Prevalence and outcome of teenage hospital births at the Buea health district, South West Region, Cameroon
Thomas Obinchemti Egbe
University of Buea, Cameroon
: Androl Gynecol: Curr Res
Background: Teenage pregnancy is a high-risk condition that requires skilled antenatal care for good outcome. World estimates report in 2008 about 16 million births to adolescent mothers, most of them occurring in low and middle-income countries. In Cameroon, about 12% of all births are to adolescent mothers. This study determines the prevalence of hospital teenage deliveries in the Buea health district and compares the delivery outcomes and demographic characteristics between pregnant teenage mothers (14–19) and adult mothers (20–29 years). We also identify factors associated with adverse pregnancy outcomes. Methods: We undertook a retrospective study of case files of patients who gave birth in the Buea Regional Hospital during the period 2009–2012, to determine the prevalence of hospital-delivered teenage pregnancies in the BHD. We also undertook a, cross-sectional study to compare the outcomes of 148 singleton adolescent births with 360 adult births in three health facilities in the Buea health district during the period March 1 to August 31, 2013. Results: The prevalence of teenage births was 13.3%. The adverse fetal outcomes imputable to adolescent births were low birth weight (<2,500 g) (OR 2.79; 95% CI, 1.28-6.09), preterm babies (<37 weeks) (OR: 1.85; 95% CI, 1.01-3.41), low 5 min Apgar score <7 (OR: 1.66; 95% CI, 0.91-3.0). Adverse maternal outcomes associated with teenage pregnancies were mainly perineal tear (OR, 1.6; 95% CI, 0.95-2.7). Teenage births were not discovered in any significant way to cause preeclampsia/eclampsia, episiotomy, premature rupture of membranes and caesarean section. Maternal factors like age and gravidity were discovered to lead to adverse fetal outcomes in adolescents, while maternal factors like age, unemployment, marital status and gravidity were for their part, directly responsible for adverse maternal outcomes in adolescents. Conclusion: Teenage pregnancies are quite prevalent in the Buea health district, and hospital delivery common. Adolescent pregnancies are more likely to lead to adverse fetal and maternal outcomes than adult pregnancies.
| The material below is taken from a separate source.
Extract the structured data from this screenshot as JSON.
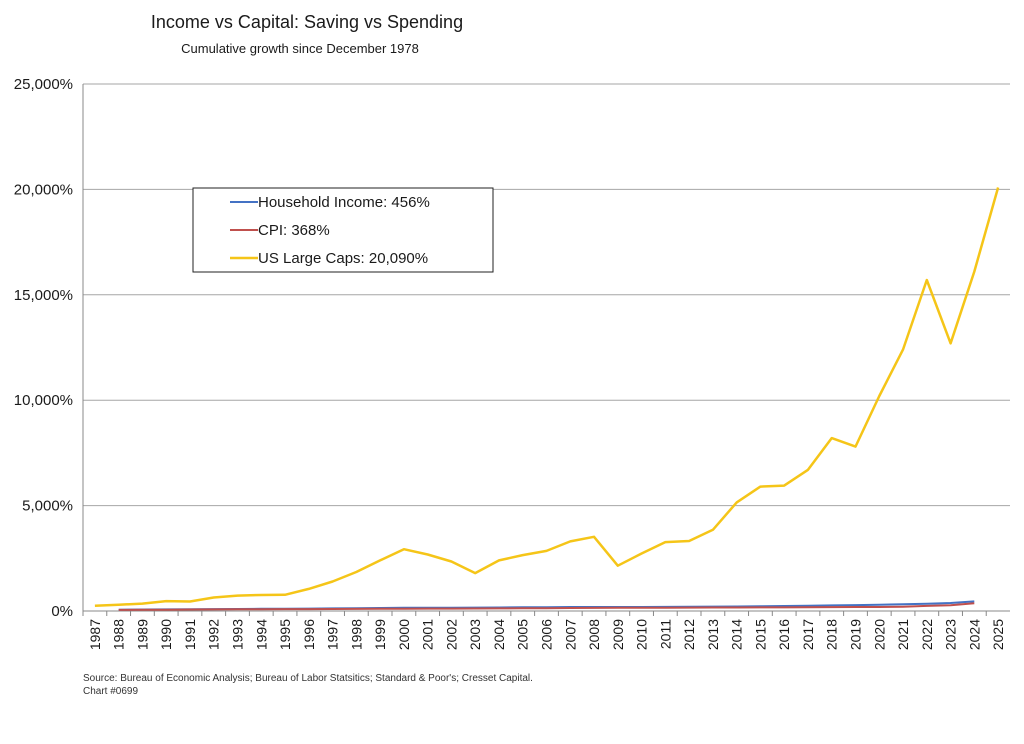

Thomas Obinchemti Egbe is an Associate Professor of Obstetrics and Gynecology at University of Buea, Cameroon. He completed Medical training with a distinction at University of Yaounde in 1985. He pursued his Residency training in Obstetrics and Gynecology at University of Pavia, Italy and graduated in 1994, and did further training in Gynecologic Endoscopy and Infertility at University of Paris V, France. His research interest includes Reproductive Health and has published several papers in this field. He is also a member of several professional organizations including the Cameroon Society of Obstetrics and Gynecology, Italian Society of Obstetrics and Gynecology etc.